On not leaving Home. – GardenRant


I know people move their homes because they have to.

For their work, for their partner, to downsize, to be closer to friends or relatives, maybe for a change. And many people don’t mind this much or positively embrace it. They may think of themselves like Socrates did, as “not an Athenian or a Greek, but a citizen of the world.”

The idea of moving is intolerable to me.

Though strangely I don’t feel a hundred percent at home in my home.

I am English, born and raised in England, and yet here I am, four miles over the border in Wales. And I don’t know anyone who would find this troubling apart from me. It’s fine in the UK to embrace patriotism if you’re Irish, Welsh or Scot, but not if you’re English. Even then, I think feeling displaced because you’re in the wrong country is possibly unusual. (Though oddly, this post gave rise to a discussion with a friend and a discovery that she is heading back to Scotland from England shortly for that very sort of reason).

wales sign

We’ve made a garden here.  And it’s true, that would be truly awful, leaving the garden. It feels strange to me that it’s a Welsh garden, and in many ways that costs us. We may be only four miles from the border but books about English Gardens are unlikely to include us. Garden tours usually have to be specifically visiting Wales to include us, but rather bizarrely this means that often people will make huge journeys – south to north is especially problematic – to be being in Wales.

Map of Welsh Border

There isn’t even a decent road north to south.  From where we are, near Chepstow, it’s about an hour and a half to Hidcote Garden in England, and four hours to Bodnant Garden in Wales.

But there’s no way I am going to move, even to be back in England. I am just the peculiar kind of person who is totally committed to a place, every inch of it, house and garden. Both are rather ‘home made’, meaning we have done most of whatever has been done, in and out, ourselves – I made my kitchen as well as the garden.

Home made kitchen copyright Anne Wareham

Home made and rather random….

Part of my engagement with the place is my consciousness of its history. Exploring the history has been one way that has helped me come to terms with it being in Wales. It’s not just a different country, it has a quite foreign history for me, coming from a small Yorkshire town. It’s a tale of squatters and then tenants of Chepstow Manor, smallholders in rural isolation.  I have tried to honour this history and my predecessors in the garden. 

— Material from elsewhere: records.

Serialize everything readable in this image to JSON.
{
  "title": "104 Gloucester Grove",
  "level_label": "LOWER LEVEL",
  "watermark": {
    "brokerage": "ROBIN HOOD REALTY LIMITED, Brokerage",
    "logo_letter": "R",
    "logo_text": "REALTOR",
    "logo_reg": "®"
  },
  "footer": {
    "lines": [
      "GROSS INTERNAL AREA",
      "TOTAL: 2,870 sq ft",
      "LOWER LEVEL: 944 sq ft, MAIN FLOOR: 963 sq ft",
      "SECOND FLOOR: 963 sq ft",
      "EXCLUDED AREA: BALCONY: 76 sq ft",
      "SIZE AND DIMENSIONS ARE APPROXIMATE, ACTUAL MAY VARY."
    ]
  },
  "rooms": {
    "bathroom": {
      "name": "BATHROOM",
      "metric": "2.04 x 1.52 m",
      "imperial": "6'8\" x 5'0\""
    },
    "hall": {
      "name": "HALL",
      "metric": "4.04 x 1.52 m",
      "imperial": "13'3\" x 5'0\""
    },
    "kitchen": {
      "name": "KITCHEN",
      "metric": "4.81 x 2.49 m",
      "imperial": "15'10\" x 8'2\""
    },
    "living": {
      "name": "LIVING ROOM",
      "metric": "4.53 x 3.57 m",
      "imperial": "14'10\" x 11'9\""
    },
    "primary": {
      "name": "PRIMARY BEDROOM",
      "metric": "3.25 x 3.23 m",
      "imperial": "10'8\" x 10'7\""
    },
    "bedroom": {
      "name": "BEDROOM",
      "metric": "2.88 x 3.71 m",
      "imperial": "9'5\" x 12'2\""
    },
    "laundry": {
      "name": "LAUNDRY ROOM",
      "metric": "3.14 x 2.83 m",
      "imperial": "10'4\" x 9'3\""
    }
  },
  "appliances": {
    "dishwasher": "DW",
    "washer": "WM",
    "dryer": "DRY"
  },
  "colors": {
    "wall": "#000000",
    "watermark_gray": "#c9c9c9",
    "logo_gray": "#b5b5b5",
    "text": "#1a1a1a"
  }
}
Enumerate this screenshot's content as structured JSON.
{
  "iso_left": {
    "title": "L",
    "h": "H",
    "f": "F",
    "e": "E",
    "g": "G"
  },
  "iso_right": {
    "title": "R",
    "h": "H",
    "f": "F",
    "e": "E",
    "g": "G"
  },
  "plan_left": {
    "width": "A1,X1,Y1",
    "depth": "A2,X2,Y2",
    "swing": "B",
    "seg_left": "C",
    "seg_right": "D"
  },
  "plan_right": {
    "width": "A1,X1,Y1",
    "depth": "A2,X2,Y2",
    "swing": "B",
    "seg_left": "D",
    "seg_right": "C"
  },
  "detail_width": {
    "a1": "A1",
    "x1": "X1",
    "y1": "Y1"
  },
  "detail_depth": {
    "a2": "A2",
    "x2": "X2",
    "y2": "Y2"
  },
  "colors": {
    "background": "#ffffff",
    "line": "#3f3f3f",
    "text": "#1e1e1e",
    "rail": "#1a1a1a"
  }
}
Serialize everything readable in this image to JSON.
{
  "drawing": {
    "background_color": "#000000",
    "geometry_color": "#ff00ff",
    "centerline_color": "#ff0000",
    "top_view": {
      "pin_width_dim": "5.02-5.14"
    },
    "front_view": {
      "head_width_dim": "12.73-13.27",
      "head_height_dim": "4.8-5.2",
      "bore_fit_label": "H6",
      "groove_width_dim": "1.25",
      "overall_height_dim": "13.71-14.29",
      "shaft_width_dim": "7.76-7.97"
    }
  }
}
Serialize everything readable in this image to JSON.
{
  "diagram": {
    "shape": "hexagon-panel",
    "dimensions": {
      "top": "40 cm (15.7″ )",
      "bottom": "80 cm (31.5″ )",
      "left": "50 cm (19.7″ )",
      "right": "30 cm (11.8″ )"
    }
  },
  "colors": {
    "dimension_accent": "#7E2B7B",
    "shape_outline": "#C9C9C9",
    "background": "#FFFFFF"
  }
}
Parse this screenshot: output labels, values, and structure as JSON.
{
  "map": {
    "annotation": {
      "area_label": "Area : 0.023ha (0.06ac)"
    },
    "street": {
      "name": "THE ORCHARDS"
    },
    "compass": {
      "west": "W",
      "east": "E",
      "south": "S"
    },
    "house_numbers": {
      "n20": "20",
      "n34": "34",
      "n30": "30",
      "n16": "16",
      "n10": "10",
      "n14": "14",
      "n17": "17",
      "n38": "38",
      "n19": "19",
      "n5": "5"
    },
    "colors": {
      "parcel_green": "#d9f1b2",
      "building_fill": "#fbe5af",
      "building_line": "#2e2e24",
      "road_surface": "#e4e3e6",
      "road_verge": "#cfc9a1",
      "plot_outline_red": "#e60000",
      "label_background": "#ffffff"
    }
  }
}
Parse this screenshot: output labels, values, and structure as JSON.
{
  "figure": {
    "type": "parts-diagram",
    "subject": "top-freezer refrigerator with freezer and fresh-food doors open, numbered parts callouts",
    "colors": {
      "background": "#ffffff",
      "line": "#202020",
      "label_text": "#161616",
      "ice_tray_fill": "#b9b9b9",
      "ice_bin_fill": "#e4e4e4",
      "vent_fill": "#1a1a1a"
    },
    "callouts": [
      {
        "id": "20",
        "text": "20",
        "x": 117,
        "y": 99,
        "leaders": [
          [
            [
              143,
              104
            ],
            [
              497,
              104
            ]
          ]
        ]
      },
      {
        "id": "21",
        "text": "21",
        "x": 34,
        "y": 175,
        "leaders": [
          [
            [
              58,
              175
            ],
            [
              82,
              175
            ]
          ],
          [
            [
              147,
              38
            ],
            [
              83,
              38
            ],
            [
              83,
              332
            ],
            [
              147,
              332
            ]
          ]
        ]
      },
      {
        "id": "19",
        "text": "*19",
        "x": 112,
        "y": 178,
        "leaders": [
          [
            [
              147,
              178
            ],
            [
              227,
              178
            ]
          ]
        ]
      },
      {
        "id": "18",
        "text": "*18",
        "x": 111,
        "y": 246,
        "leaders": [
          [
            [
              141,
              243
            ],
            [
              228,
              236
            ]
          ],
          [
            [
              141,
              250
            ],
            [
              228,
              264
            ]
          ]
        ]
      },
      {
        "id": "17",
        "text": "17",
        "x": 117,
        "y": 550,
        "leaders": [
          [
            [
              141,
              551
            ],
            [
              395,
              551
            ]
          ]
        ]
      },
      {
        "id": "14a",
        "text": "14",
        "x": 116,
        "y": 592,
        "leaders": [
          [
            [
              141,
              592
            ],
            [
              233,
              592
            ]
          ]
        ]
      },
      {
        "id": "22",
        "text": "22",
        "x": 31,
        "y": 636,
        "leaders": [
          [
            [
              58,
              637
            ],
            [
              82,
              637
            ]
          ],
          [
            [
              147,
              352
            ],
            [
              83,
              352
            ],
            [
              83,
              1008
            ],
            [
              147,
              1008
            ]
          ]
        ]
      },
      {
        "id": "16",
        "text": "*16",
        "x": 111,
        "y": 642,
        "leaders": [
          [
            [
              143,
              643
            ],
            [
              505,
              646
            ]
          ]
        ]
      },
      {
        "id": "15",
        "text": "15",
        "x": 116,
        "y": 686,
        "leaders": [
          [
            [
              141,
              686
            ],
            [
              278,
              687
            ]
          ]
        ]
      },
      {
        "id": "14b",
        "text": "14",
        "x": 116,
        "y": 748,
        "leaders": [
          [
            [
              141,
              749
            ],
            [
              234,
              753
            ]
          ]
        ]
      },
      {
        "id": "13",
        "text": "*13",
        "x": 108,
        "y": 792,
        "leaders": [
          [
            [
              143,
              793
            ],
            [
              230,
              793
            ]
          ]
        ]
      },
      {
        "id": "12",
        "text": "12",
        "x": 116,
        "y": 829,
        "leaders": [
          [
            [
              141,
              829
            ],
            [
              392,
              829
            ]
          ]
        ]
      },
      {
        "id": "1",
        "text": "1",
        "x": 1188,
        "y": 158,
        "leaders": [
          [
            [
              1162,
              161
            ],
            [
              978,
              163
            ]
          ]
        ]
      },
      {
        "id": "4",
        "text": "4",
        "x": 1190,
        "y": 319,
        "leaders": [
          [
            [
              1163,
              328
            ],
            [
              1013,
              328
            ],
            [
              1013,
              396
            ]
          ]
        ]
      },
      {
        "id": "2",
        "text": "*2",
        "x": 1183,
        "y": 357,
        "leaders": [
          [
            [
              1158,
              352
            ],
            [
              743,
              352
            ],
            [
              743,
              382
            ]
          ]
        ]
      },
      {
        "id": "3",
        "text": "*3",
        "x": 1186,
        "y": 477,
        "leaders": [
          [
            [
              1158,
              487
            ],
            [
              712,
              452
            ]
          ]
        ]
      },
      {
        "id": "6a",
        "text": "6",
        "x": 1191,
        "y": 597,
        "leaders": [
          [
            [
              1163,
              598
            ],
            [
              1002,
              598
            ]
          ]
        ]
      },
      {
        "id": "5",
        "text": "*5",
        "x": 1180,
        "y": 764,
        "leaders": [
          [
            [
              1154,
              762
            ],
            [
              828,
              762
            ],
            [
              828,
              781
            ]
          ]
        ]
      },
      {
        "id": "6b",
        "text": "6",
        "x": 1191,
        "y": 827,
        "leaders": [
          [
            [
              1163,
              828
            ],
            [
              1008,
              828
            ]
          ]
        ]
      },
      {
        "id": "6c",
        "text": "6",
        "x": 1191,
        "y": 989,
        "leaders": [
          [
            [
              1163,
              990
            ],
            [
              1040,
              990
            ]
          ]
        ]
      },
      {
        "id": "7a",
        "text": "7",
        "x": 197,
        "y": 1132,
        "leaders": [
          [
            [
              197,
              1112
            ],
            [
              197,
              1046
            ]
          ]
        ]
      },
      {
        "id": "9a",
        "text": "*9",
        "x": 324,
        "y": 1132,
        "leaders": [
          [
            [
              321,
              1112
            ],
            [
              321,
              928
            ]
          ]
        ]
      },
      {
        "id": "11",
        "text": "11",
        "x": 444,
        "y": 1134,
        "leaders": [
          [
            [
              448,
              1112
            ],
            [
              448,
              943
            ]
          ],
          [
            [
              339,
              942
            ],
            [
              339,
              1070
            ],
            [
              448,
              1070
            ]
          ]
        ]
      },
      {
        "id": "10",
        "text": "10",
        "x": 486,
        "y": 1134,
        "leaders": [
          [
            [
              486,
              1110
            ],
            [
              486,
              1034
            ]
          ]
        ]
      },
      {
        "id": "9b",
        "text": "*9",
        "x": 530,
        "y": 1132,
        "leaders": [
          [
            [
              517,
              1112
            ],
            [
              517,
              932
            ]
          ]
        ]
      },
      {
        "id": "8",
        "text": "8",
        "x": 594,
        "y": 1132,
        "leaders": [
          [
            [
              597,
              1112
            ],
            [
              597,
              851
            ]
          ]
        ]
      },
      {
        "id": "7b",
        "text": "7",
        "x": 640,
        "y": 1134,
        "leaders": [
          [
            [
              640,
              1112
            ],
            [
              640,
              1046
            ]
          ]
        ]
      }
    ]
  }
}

That Population Gate at Veddw Garden copyright Anne Wareham

And although I so want to live my whole life here, I do recognise that one day someone else will have their way with the place.

The Stone at Veddw Garden copyright Anne Wareham

We’ve left room for others to add their dates one day. (and no, those dates are not our birth dates.)

Fortunately, Charles seems as committed as I am, and is quite happy to be in Wales. (he had a Welsh grandmother).

Charles does at least like to travel, like most other people. I find I feel a day away from here is a day (almost?) wasted. I’m used to being odd, though I have never become able to enjoy being odd.

So: when I think of all those of you out there, making gardens, how does all this affect you? Are you happy to leave your garden for pastures and prairies new? Have you changed your country and found that easy? Or could you do that? Do you mind leaving your garden to go on holiday or does it tear you apart a bit? Do you love your home, with all the challenges that that brings?

Veddw prints 1987 to late 90s-4

Could you bear to start all over again? (That’s Charles, at our beginnings, with an Allen Scythe)

And are you, along with us, actually a part of a strange minority? (Or perhaps we are a silent majority? I don’t think the latter really, but who knows? After all, how many more of us would wake up at 9 o’clock if the world allowed it?)

Would you refuse to leave? Are you staying put?